Le dessin est sans doute l’aspect de cette minisérie qui m’aura le plus difficilement convaincu. Deux illustrateurs participent au projet, Devmalya Pramanik (qu’on a récemment pu croiser en comics dans l’univers de Dune), et Nathan Gooden, connu pour des séries comme Barbaric et Zojaquan. L’ensemble est d’un abord très réaliste, avec une grande place accordée aux décors, mais dans le même temps certaines planches pêchent en terme d’homogénéité, voire de finesse. La mise en couleur, très sombre, ne rehausse pas franchement les cases. Certes, difficile de jouer de la couleur quand l’essentiel de l’histoire se passe de nuit, vampire oblige. Mais il manque malgré tout un je ne sais quoi qui aurait permis de dynamiser le tout.

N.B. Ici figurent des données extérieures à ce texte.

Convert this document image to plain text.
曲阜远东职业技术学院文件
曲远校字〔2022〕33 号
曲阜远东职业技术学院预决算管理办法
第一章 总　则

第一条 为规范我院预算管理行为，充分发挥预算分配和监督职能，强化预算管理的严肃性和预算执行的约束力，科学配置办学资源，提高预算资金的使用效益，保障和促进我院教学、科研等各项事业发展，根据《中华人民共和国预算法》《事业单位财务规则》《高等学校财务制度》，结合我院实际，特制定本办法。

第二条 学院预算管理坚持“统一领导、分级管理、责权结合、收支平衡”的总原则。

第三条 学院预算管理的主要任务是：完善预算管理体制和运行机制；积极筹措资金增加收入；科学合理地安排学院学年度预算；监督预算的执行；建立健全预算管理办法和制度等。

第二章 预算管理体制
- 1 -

L’approche vampirique respecte au plus près les concepts du jeu de rôle Vampire la Mascarade. Le récit se déroule dans une ville qui possède un Prince à sa tête, lui-même secondé par un conseil de primogènes, représentants – et dirigeants – des différents clans de vampires en présence. Fidèle à la Camarilla, le Prince veille à ce que l’existence des vampires soit inconnue des vivants. Dans le même temps, il sait son pouvoir fragile, entre les clans qui conspirent contre lui, les Anarch qui rejettent toute autorité… La trame met également en scène la hiérarchie forte qui sous-tend la société vampirique, et l’importance d’accepter de devenir une créature de la nuit (et que cette transformation soit autorisée par les instances locales).

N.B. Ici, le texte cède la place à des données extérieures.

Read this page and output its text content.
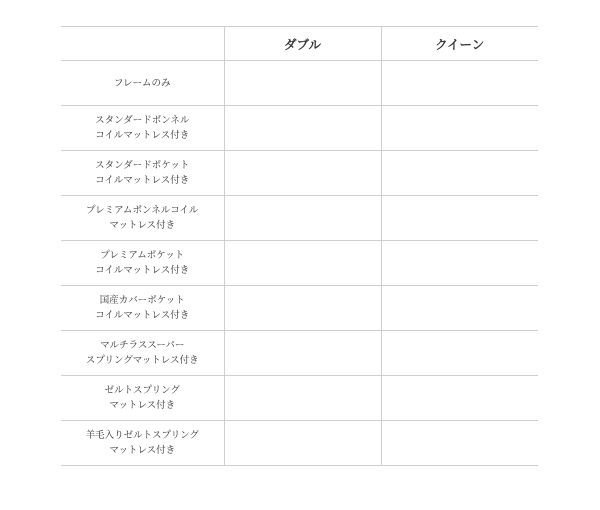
	ダブル	クイーン

フレームのみ		

スタンダードボンネル
コイルマットレス付き		

スタンダードポケット
コイルマットレス付き		

プレミアムボンネルコイル
マットレス付き		

プレミアムポケット
コイルマットレス付き		

国産カバーポケット
コイルマットレス付き		

マルチラススーパー
スプリングマットレス付き		

ゼルトスプリング
マットレス付き		

羊毛入りゼルトスプリング
マットレス付き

Un premier essai qui a son lot de points intéressants, mais devra attendre la publication de sa suite (et fin ?) de manière à être jugé dans son ensemble. Petit plus pour les joueurs, à signaler : la présence d’un gros bonus composé d’aides de jeu, de fiches de personnages et de setting qui permettent de jouer avec les protagonistes mis en scène dans le comics et d’explorer les méandres de la communauté vampirique de Minneapolis.